Closed vatsalpanwar closed 2 years ago
Hi Vatsal,
Not sure what's causing this but I have two guesses of possible explanations.
1) There's a file in your eleanor.__path__
called maxsector.py
that lists the latest sector of data that eleanor
will look for when making light curves. It's supposed to get updated when you call eleanor.Update()
but occasionally for some users will fail (perhaps if you are running the code from a location where you don't have write permissions, for example).
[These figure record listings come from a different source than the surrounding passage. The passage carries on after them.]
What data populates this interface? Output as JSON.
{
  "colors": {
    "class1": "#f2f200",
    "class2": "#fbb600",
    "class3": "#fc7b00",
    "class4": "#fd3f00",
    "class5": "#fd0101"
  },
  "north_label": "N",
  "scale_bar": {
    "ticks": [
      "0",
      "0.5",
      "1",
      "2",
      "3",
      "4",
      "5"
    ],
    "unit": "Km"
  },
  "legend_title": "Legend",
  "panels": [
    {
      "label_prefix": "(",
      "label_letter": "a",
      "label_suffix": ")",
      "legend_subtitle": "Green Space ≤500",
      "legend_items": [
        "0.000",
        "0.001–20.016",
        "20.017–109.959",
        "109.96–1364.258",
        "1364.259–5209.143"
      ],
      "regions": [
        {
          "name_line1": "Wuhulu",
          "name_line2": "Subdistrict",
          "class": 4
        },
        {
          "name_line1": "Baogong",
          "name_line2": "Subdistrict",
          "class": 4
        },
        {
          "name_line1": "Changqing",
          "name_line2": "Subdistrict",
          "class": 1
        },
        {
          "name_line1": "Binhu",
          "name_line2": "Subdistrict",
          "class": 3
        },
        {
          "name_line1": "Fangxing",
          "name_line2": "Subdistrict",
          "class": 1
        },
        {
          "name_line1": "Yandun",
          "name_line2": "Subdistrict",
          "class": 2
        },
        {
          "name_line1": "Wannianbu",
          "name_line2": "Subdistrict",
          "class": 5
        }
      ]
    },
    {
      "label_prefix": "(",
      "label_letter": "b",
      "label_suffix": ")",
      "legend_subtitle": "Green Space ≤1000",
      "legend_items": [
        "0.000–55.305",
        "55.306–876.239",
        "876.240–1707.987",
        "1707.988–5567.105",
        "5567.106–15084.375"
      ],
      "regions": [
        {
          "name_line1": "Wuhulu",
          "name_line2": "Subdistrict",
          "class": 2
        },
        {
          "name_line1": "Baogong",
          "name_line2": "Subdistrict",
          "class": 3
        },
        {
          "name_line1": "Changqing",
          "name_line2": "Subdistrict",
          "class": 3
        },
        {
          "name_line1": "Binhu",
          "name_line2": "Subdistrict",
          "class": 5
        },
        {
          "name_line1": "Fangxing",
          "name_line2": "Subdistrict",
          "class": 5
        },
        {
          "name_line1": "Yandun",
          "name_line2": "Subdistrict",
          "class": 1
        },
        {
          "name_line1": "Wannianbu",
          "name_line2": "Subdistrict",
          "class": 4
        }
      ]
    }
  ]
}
Check that file, and if the maxsector is less than 36, that's your problem, just manually update that value and you're good to go.
2) It could be an issue with tess-point
, which is the tool being used behind the scenes to find your sector list and identify which sectors a target is observed in. If you have a very old version, before the position for Sector 36 was set, you might get this failure mode, so if you have an old version try upgrading tess-point
via pip and trying again.
One other weird possibility, try running eleanor.multi_sectors(tic=yourtic, sectors='all')
. I seem to remember something funky happening to the update script to someone once before when they tried to call a specific sector that was cleared up with a call to multi_sectors
, so if the first two fail you give that a go and see what happens!
Hi Ben, Thanks for the quick response! Indeed my tess-point wasn't up to date. I just upgraded it and I am able to get the light curves for Sector 36 as well.
Hi, new eleanor user here! I am trying to define and extract the light curves for a source (TIC 35516889) which was observed in both Sectors 9 and Sector 36. It is working fine for Sector 9 but when I run
star = eleanor.Source(tic=35516889,sector = 36)
I get the error message copied below which I guess means that eleanor can't find the source in Sector 36. I have already run eleanor.Update(sector=36) successfully before all this, so I am wondering why this might be happening?